I got the beat end of every piece of my heritage: I’m Irish — overly-freckled, burn in all natural lighting — but an 8-year-old could drink me under the table (not that I’m endorsing that). I’ve got the too-thick-for-its-own-good Italian hair and grease leaking from my pores, but missed out on that olive skin tone and — most tragically — the natural Italian prowess in the kitchen.
Fortunately, it didn’t come into play too much when I lived with my family and was met with satiating [and free] meals more often than not. But now that I’m living on my own [and poor], I’m just that — on my own. It didn’t take too long for cheese sandwiches and frozen chicken patties to get old, and if I have to eat another g’damn box of Kraft for dinner, I’m going to blow chunks. (Should probably refrain from colorful vomit euphemisms in a food blog, huh?) (Or from preceding “vomit” with “colorful.”)

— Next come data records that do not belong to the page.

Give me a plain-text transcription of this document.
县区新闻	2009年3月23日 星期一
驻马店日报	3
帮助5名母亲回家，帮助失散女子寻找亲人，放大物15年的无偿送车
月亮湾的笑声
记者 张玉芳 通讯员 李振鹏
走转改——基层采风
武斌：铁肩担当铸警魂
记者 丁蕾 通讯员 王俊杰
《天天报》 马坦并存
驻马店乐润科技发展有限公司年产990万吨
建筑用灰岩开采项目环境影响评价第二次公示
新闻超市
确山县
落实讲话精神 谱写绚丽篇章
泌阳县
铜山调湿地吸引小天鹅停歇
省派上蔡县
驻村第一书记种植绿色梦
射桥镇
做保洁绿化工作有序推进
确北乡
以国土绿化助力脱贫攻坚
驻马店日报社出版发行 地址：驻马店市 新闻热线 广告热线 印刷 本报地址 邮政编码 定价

If you haven’t yet figured it out from my inability to simply say, “I’m learning how to cook,” I write for a living, but I’m looking to parlay that into something more fulfilling than what I do at work. Here, I’ll detail my kitchen exploits, list recipes, post enticing food photos (who doesn’t love some sexy ‘food porn’?) and share other assorted culinary tidbits.
While you’re perusing, please remember I am not a chef nor a photographer; I do, however, have a fascination with both food and visual arts, so I’ll use a dash of trial and a dollop of error and pray it’s palatable.
Any feedback, comments and suggestions you’d like to leave — good or bad — are always welcome. Thanks for reading!